Choosing a scheduler#
Pyramids does not pick a scheduler for you by default. The right choice depends on what you're doing:
| Scheduler | When to use |
|---|---|
threads |
Raster reads (GDAL releases the GIL during I/O + decode). |
processes |
Vector ops (shapely holds the GIL). |
synchronous |
Debugging (pdb-friendly, no task graph). |
distributed |
Multi-node, or when you want a dashboard / plugins. |
Set globally for the session:
Or spin up a LocalCluster and pass the Client to configure /
configure_lazy_vector:
from dask.distributed import Client, LocalCluster
from pyramids import configure, configure_lazy_vector
cluster = LocalCluster(n_workers=4, threads_per_worker=1)
client = Client(cluster)
configure(cloud_defaults=True, client=client)
configure_lazy_vector(scheduler="processes", client=client)
A typical lazy pipeline#
End-to-end, an analyst workflow tends to look like this:
from dask.distributed import Client, LocalCluster
from pyramids import configure, configure_lazy_vector
from pyramids.dataset import Dataset, DatasetCollection
from pyramids.feature import FeatureCollection
cluster = LocalCluster(n_workers=4)
client = Client(cluster)
configure(cloud_defaults=True, aws={"aws_unsigned": True}, client=client)
configure_lazy_vector(scheduler="processes", client=client)
# 1. Open raster lazily.
dem = Dataset.read_file("s3://elevation/dem.tif")
slope = dem.slope(chunks=(1024, 1024)) # dask.array.Array, lazy
# 2. Open a stack lazily.
cube = DatasetCollection.from_files(sorted_tifs) # 4-D dask array
monthly_mean = cube.groupby(months).mean() # dict[month, ndarray]
# 3. Open a vector file lazily.
zones = FeatureCollection.read_parquet(
"s3://vectors/zones.parquet", backend="dask",
)
shuffled = zones.spatial_shuffle(by="hilbert").persist()
# 4. Reduce. Single compute materialises the whole DAG.
stats = dem.zonal_stats(shuffled.compute(), stats=("mean",))
The four stages each map onto a per-subsystem how-to. Continue to:
- Lazy raster I/O for
Dataset+ per-pixel ops. - Lazy NetCDF for NetCDFs and kerchunk.
- Lazy DatasetCollection for time-series cubes.
- Lazy vector reads for
LazyFeatureCollection.
Worked examples#
The bundled notebooks exercise the full stack against real public datasets:
docs/examples/dataset/dask-lazy-datasets.ipynb— Sentinel-2 COGs on AWS open-data.docs/examples/feature/dask-lazy-features.ipynb— Overture Maps GeoParquet on AWS.docs/examples/netcdf/dask-lazy-netcdf.ipynb— ERA5 reanalysis.docs/examples/netcdf/ugrid/dask-lazy-ugrid.ipynb— FVCOM NECOFS via OPeNDAP.
They do not run during mkdocs build (the cells hit public cloud
endpoints) but render statically on the docs site.

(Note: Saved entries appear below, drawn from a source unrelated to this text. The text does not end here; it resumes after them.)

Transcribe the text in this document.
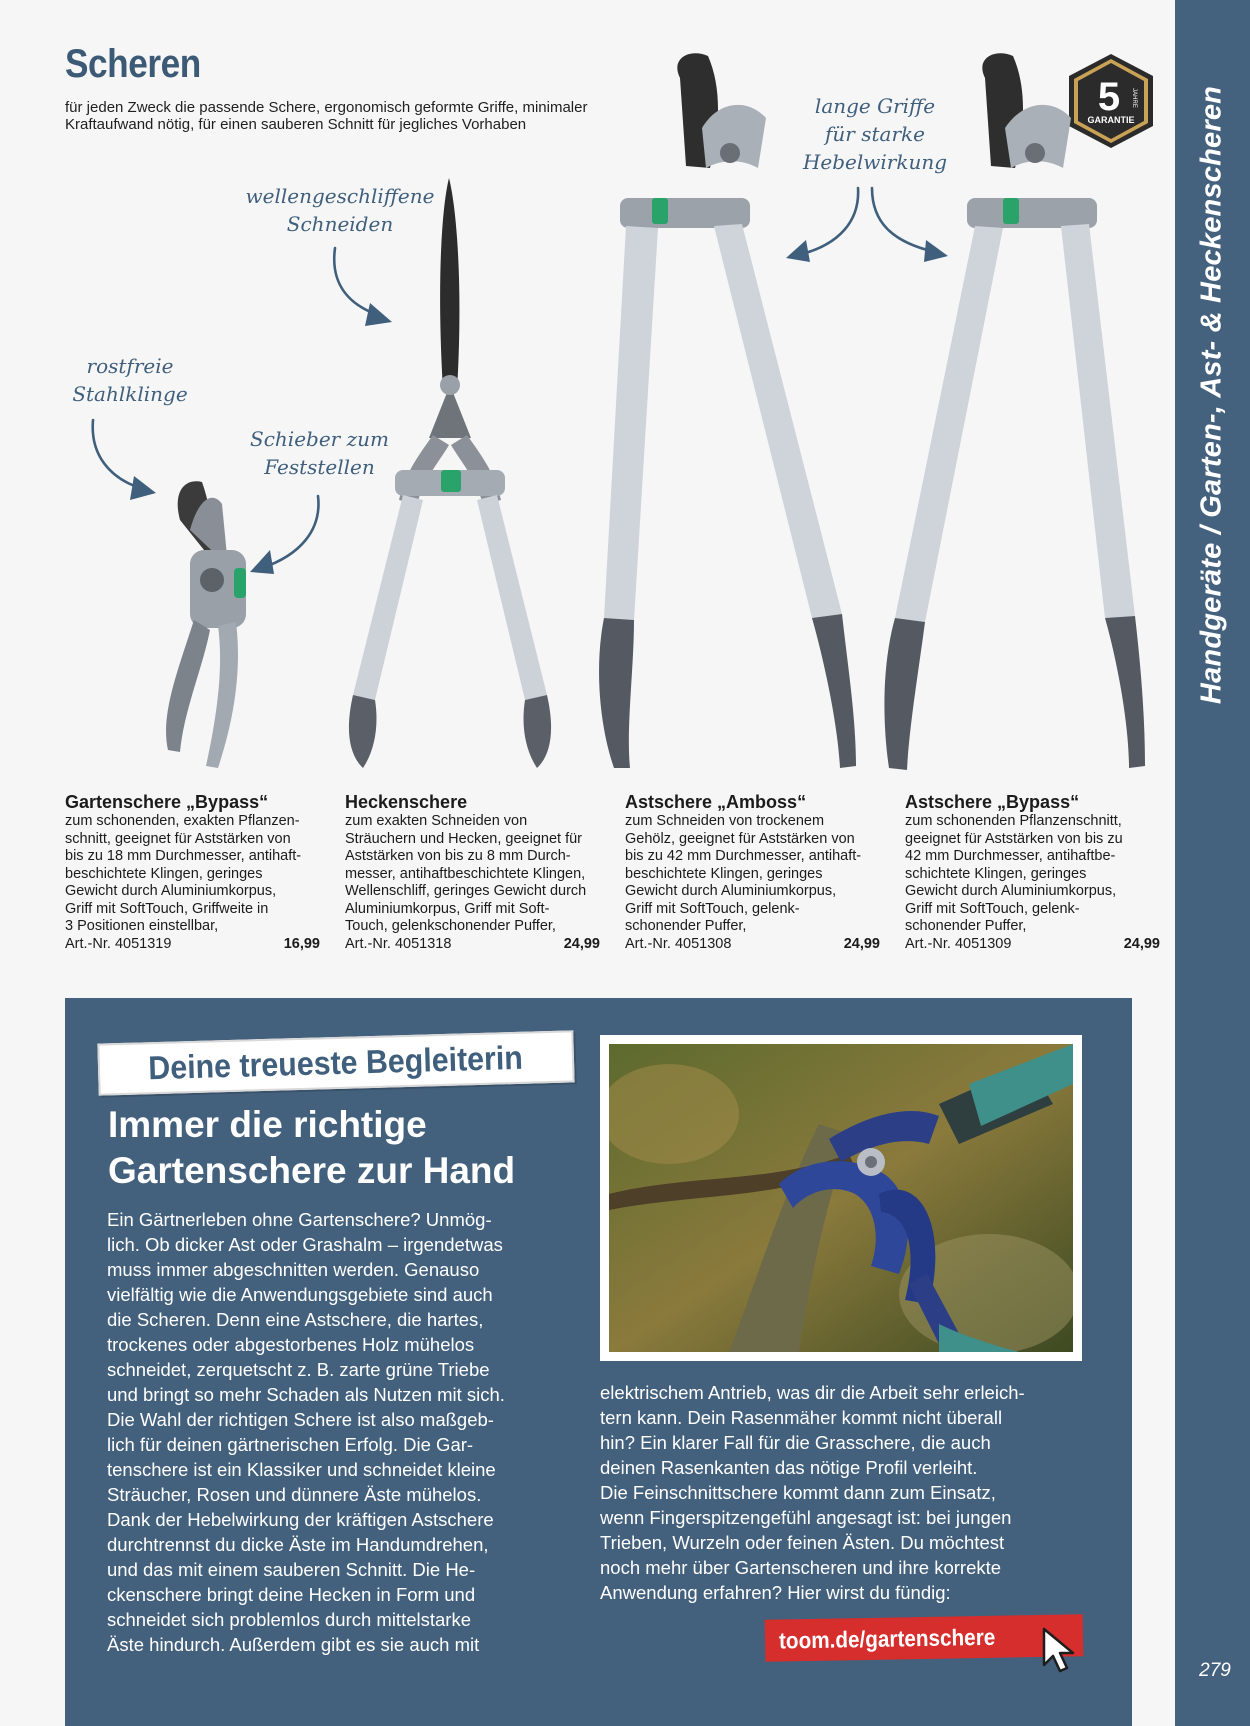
Handgeräte / Garten-, Ast- & Heckenscheren
279
Scheren

für jeden Zweck die passende Schere, ergonomisch geformte Griffe, minimaler Kraftaufwand nötig, für einen sauberen Schnitt für jegliches Vorhaben

5 JAHRE
GARANTIE
wellengeschliffene
Schneiden
rostfreie
Stahlklinge
Schieber zum
Feststellen
lange Griffe
für starke
Hebelwirkung
Gartenschere „Bypass“
zum schonenden, exakten Pflanzen-
schnitt, geeignet für Aststärken von
bis zu 18 mm Durchmesser, antihaft-
beschichtete Klingen, geringes
Gewicht durch Aluminiumkorpus,
Griff mit SoftTouch, Griffweite in
3 Positionen einstellbar,
Art.-Nr. 4051319	16,99
Heckenschere
zum exakten Schneiden von
Sträuchern und Hecken, geeignet für
Aststärken von bis zu 8 mm Durch-
messer, antihaftbeschichtete Klingen,
Wellenschliff, geringes Gewicht durch
Aluminiumkorpus, Griff mit Soft-
Touch, gelenkschonender Puffer,
Art.-Nr. 4051318	24,99
Astschere „Amboss“
zum Schneiden von trockenem
Gehölz, geeignet für Aststärken von
bis zu 42 mm Durchmesser, antihaft-
beschichtete Klingen, geringes
Gewicht durch Aluminiumkorpus,
Griff mit SoftTouch, gelenk-
schonender Puffer,
Art.-Nr. 4051308	24,99
Astschere „Bypass“
zum schonenden Pflanzenschnitt,
geeignet für Aststärken von bis zu
42 mm Durchmesser, antihaftbe-
schichtete Klingen, geringes
Gewicht durch Aluminiumkorpus,
Griff mit SoftTouch, gelenk-
schonender Puffer,
Art.-Nr. 4051309	24,99
Deine treueste Begleiterin
Immer die richtige
Gartenschere zur Hand
Ein Gärtnerleben ohne Gartenschere? Unmög-
lich. Ob dicker Ast oder Grashalm – irgendetwas
muss immer abgeschnitten werden. Genauso
vielfältig wie die Anwendungsgebiete sind auch
die Scheren. Denn eine Astschere, die hartes,
trockenes oder abgestorbenes Holz mühelos
schneidet, zerquetscht z. B. zarte grüne Triebe
und bringt so mehr Schaden als Nutzen mit sich.
Die Wahl der richtigen Schere ist also maßgeb-
lich für deinen gärtnerischen Erfolg. Die Gar-
tenschere ist ein Klassiker und schneidet kleine
Sträucher, Rosen und dünnere Äste mühelos.
Dank der Hebelwirkung der kräftigen Astschere
durchtrennst du dicke Äste im Handumdrehen,
und das mit einem sauberen Schnitt. Die He-
ckenschere bringt deine Hecken in Form und
schneidet sich problemlos durch mittelstarke
Äste hindurch. Außerdem gibt es sie auch mit
elektrischem Antrieb, was dir die Arbeit sehr erleich-
tern kann. Dein Rasenmäher kommt nicht überall
hin? Ein klarer Fall für die Grasschere, die auch
deinen Rasenkanten das nötige Profil verleiht.
Die Feinschnittschere kommt dann zum Einsatz,
wenn Fingerspitzengefühl angesagt ist: bei jungen
Trieben, Wurzeln oder feinen Ästen. Du möchtest
noch mehr über Gartenscheren und ihre korrekte
Anwendung erfahren? Hier wirst du fündig:
toom.de/gartenschere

When lazy is the wrong answer#
A handful of patterns look lazy but aren't:
.iloc[0],len(lazy_fc),.plot()— each materialises rows. Compute once, reuse the eager twin.backend="dask"on a 50 MB GeoJSON — the partitioning cost exceeds the read cost; use the defaultbackend="pandas".focal_mean(chunks=...)on a raster that fits in RAM — the map- overlap halo bookkeeping beats the parallel win.- Calling
.compute()inside a tight loop — build the graph once, compute once, not N times.
If you're unsure, benchmark both paths on a representative sample. The docstrings for every lazy entry point name their optional extra so the error message on a minimal install tells you exactly what to install.